Molecular dynamics simulation of the follicle-stimulating hormone receptor. Understanding the conformational dynamics of receptor variants at positions N680 and D408 from in silico analysis

Follicle-stimulating hormone receptor (FSHR) is a G-protein coupled receptor (GPCR) and a prototype of the glycoprotein hormone receptors subfamily of GPCRs. Structural data of the FSHR ectodomain in complex with follicle-stimulating hormone suggests a “pull and lift” activation mechanism that triggers a conformational change on the seven α-helix transmembrane domain (TMD). To analyze the conformational changes of the FSHR TMD resulting from sequence variants associated with reproductive impairment in humans, we set up a computational approach combining helix modeling and molecular simulation methods to generate conformational ensembles of the receptor at room (300 K) and physiological (310 K) temperatures. We examined the receptor dynamics in an explicit membrane environment of polyunsaturated phospholipids and solvent water molecules. The analysis of the conformational dynamics of the functional (N680 and S680) and dysfunctional (mutations at D408) variants of the FSHR allowed us to validate the FSHR-TMD model. Functional variants display a concerted motion of flexible intracellular regions at TMD helices 5 and 6. Disruption of side chain interactions and conformational dynamics were detected upon mutation at D408 when replaced with alanine, arginine, or tyrosine. Dynamical network analysis confirmed that TMD helices 2 and 5 may share communication pathways in the functional FSHR variants, whereas no connectivity was detected in the dysfunctional mutants, indicating that the global dynamics of the FSHR was sensitive to mutations at amino acid residue 408, a key position apparently linked to misfolding and variable cell surface plasma membrane expression of FSHRs with distinct mutations at this position.

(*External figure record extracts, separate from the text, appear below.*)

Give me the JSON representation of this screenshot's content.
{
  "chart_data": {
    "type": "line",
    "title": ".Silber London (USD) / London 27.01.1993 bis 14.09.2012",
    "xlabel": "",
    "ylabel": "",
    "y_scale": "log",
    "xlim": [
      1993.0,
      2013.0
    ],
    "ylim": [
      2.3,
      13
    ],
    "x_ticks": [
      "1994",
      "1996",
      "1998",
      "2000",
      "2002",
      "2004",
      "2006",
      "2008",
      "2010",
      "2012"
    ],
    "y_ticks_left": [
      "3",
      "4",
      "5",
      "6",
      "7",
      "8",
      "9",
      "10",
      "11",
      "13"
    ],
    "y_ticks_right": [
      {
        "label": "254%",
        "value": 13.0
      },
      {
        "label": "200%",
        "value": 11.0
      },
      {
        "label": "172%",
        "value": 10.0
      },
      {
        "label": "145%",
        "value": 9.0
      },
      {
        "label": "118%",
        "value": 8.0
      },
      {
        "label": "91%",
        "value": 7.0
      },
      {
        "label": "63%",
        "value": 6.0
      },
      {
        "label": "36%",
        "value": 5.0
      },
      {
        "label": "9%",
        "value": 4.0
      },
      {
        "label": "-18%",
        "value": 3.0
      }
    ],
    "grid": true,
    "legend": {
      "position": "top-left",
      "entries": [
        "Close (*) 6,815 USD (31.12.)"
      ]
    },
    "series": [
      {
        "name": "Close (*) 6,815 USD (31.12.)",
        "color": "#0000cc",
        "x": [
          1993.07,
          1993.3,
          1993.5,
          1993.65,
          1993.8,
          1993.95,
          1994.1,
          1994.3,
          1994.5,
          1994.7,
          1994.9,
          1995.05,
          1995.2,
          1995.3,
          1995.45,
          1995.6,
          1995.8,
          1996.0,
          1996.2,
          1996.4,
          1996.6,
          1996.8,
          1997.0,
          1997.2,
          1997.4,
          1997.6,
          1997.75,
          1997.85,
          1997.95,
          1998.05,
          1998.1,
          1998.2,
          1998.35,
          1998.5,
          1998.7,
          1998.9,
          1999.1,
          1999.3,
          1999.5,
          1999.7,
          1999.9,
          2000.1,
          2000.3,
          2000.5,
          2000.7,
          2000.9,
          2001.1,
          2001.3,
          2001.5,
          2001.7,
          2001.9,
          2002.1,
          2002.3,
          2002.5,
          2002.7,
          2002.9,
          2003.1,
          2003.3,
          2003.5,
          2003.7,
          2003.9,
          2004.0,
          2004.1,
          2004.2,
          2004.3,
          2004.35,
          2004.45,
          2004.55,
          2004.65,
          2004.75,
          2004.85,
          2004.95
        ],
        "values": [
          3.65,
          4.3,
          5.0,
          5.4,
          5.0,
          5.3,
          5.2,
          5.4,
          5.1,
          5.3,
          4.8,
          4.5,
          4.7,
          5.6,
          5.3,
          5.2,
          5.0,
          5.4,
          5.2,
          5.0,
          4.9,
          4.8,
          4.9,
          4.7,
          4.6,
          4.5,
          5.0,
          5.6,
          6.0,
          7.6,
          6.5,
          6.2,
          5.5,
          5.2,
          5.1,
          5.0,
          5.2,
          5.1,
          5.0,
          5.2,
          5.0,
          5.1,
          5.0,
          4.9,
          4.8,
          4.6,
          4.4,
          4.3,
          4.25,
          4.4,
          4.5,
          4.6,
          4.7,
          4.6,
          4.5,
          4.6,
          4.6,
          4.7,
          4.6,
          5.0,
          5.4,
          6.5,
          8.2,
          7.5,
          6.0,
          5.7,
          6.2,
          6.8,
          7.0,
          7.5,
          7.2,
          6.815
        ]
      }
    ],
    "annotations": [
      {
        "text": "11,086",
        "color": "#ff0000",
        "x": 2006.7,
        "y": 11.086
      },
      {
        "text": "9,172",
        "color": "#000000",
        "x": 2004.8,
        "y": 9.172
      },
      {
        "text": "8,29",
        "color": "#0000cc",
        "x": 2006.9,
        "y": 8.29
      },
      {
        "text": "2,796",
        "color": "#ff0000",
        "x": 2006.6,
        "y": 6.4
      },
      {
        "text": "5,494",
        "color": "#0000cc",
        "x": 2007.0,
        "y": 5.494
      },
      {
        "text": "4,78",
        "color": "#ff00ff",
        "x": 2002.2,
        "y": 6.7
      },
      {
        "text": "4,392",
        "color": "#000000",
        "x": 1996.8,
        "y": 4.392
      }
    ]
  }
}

促卵泡激素受体（Follicle-stimulating hormone receptor, FSHR）属于G蛋白偶联受体（G-protein coupled receptor, GPCR）家族，为糖蛋白激素受体亚家族的原型成员。与促卵泡激素结合的FSHR胞外域结构数据表明，其存在‘牵拉-提升’激活机制，该机制可触发七α螺旋跨膜结构域（TMD）发生构象变化。为解析人类生殖功能受损相关序列变异所引发的FSHR TMD构象变化，本研究搭建了一套融合螺旋建模与分子模拟的计算方法，用于生成该受体在室温（300 K）与生理温度（310 K）下的构象系综。我们在由多不饱和磷脂构成的显式膜环境与溶剂水分子体系中，对受体的动态行为进行了表征。通过对FSHR功能变体（N680与S680）以及功能异常变体（D408位点突变）的构象动态进行分析，我们验证了FSHR-TMD模型。功能变体可观察到TMD第5、6螺旋处的柔性胞内区域发生协同运动。当D408位点被丙氨酸、精氨酸或酪氨酸替换时，可检测到侧链相互作用与构象动态遭到破坏。动态网络分析证实，在功能FSHR变体中，TMD第2、5螺旋可能共享通信通路；而功能异常突变体中未检测到此类连通性。这表明FSHR的全局动态对氨基酸残基408处的突变极为敏感——该位点显然与该位置存在不同突变的FSHR的错误折叠以及可变的细胞表面血浆膜表达密切相关。